Groff managed or worked on a number of Colorado political campaigns during the 1990s; he was deputy political director for Roy Romer's 1994 gubernatorial campaign, and chaired the 1998 Denver Public Schools Mill Levy and Bond Campaign and managed Denver councilwoman Allegra Haynes 1999 re-election campaign.

In 2000, Groff ran for, and was elected to, the Colorado House of Representatives. After being re-elected in 2002, Groff was appointed to the Colorado Senate in February 2003 to fill the vacancy left by the resignation of Sen. Penfield Tate III; he became only the 6th African-American state senator in Colorado history, occupying the Senate seat previous held by his father, Sen. Regis Groff.

Sometimes called the "Conscience of the Senate", and regarded as a "pragmatic and deliberative" leader, Groff was named Senate president pro tem in 2005. Following the resignation of Senate President Joan Fitz-Gerald in November 2007, Groff was tapped to become Senate President, and had already begun handling some of Fitz-Gerald's responsibilities during her Congressional campaign. Groff formally assumed the role of Senate President in January 2008, at the start of the legislative session. He is the highest-ranking African-American elected official in Colorado, and is the first to lead either chamber of the Colorado General Assembly.
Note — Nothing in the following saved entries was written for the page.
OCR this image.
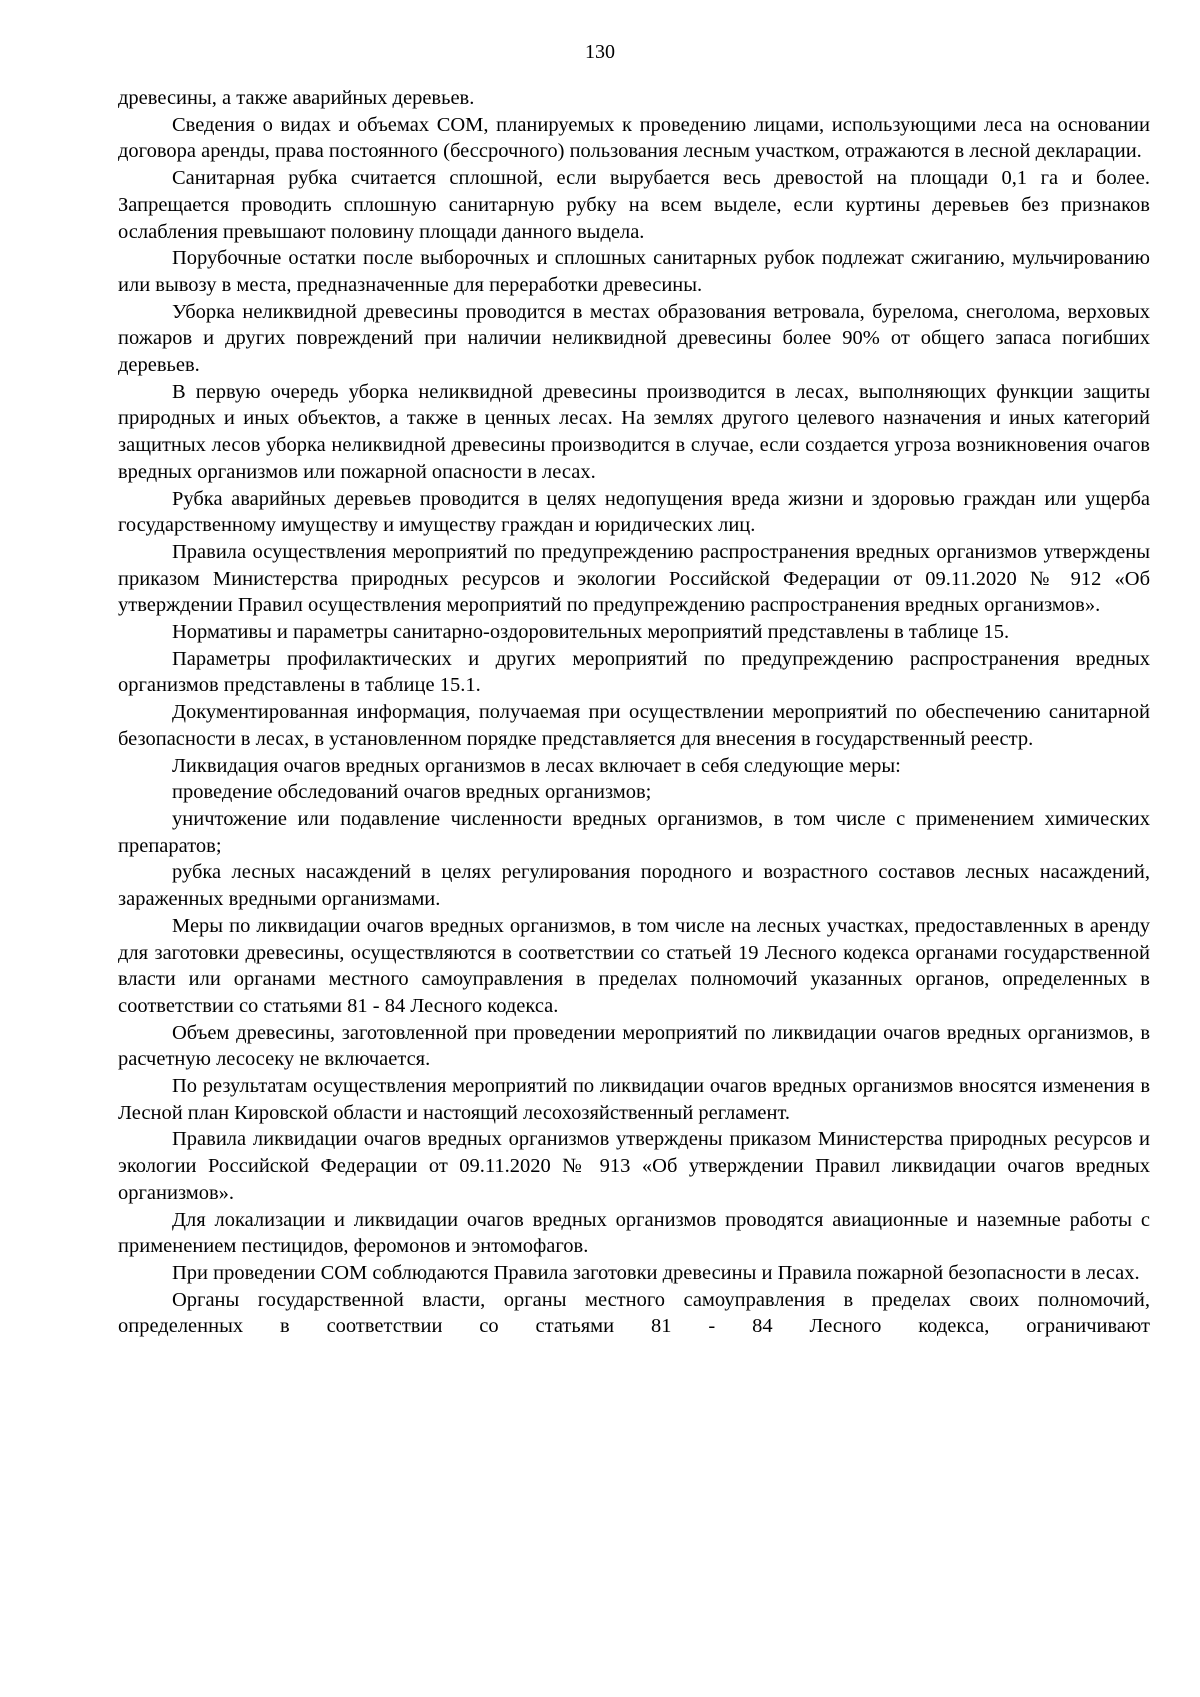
130

древесины, а также аварийных деревьев.

Сведения о видах и объемах СОМ, планируемых к проведению лицами, использующими леса на основании договора аренды, права постоянного (бессрочного) пользования лесным участком, отражаются в лесной декларации.

Санитарная рубка считается сплошной, если вырубается весь древостой на площади 0,1 га и более. Запрещается проводить сплошную санитарную рубку на всем выделе, если куртины деревьев без признаков ослабления превышают половину площади данного выдела.

Порубочные остатки после выборочных и сплошных санитарных рубок подлежат сжиганию, мульчированию или вывозу в места, предназначенные для переработки древесины.

Уборка неликвидной древесины проводится в местах образования ветровала, бурелома, снеголома, верховых пожаров и других повреждений при наличии неликвидной древесины более 90% от общего запаса погибших деревьев.

В первую очередь уборка неликвидной древесины производится в лесах, выполняющих функции защиты природных и иных объектов, а также в ценных лесах. На землях другого целевого назначения и иных категорий защитных лесов уборка неликвидной древесины производится в случае, если создается угроза возникновения очагов вредных организмов или пожарной опасности в лесах.

Рубка аварийных деревьев проводится в целях недопущения вреда жизни и здоровью граждан или ущерба государственному имуществу и имуществу граждан и юридических лиц.

Правила осуществления мероприятий по предупреждению распространения вредных организмов утверждены приказом Министерства природных ресурсов и экологии Российской Федерации от 09.11.2020 № 912 «Об утверждении Правил осуществления мероприятий по предупреждению распространения вредных организмов».

Нормативы и параметры санитарно-оздоровительных мероприятий представлены в таблице 15.

Параметры профилактических и других мероприятий по предупреждению распространения вредных организмов представлены в таблице 15.1.

Документированная информация, получаемая при осуществлении мероприятий по обеспечению санитарной безопасности в лесах, в установленном порядке представляется для внесения в государственный реестр.

Ликвидация очагов вредных организмов в лесах включает в себя следующие меры:

проведение обследований очагов вредных организмов;

уничтожение или подавление численности вредных организмов, в том числе с применением химических препаратов;

рубка лесных насаждений в целях регулирования породного и возрастного составов лесных насаждений, зараженных вредными организмами.

Меры по ликвидации очагов вредных организмов, в том числе на лесных участках, предоставленных в аренду для заготовки древесины, осуществляются в соответствии со статьей 19 Лесного кодекса органами государственной власти или органами местного самоуправления в пределах полномочий указанных органов, определенных в соответствии со статьями 81 - 84 Лесного кодекса.

Объем древесины, заготовленной при проведении мероприятий по ликвидации очагов вредных организмов, в расчетную лесосеку не включается.

По результатам осуществления мероприятий по ликвидации очагов вредных организмов вносятся изменения в Лесной план Кировской области и настоящий лесохозяйственный регламент.

Правила ликвидации очагов вредных организмов утверждены приказом Министерства природных ресурсов и экологии Российской Федерации от 09.11.2020 № 913 «Об утверждении Правил ликвидации очагов вредных организмов».

Для локализации и ликвидации очагов вредных организмов проводятся авиационные и наземные работы с применением пестицидов, феромонов и энтомофагов.

При проведении СОМ соблюдаются Правила заготовки древесины и Правила пожарной безопасности в лесах.

Органы государственной власти, органы местного самоуправления в пределах своих полномочий, определенных в соответствии со статьями 81 - 84 Лесного кодекса, ограничивают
In the 2007 session of the Colorado Legislature, Groff was a member of the Senate Appropriations Committee, the Senate Legal Services Committee, and was the chair of the Senate State, Veterans & Military Affairs Committee.

After Senator Ken Salazar was tapped by President-Elect Barack Obama to be United States Secretary of the Interior, a number of names came up as a possible replacements for Salazar to be appointed by Governor Bill Ritter, and Groff was among the names.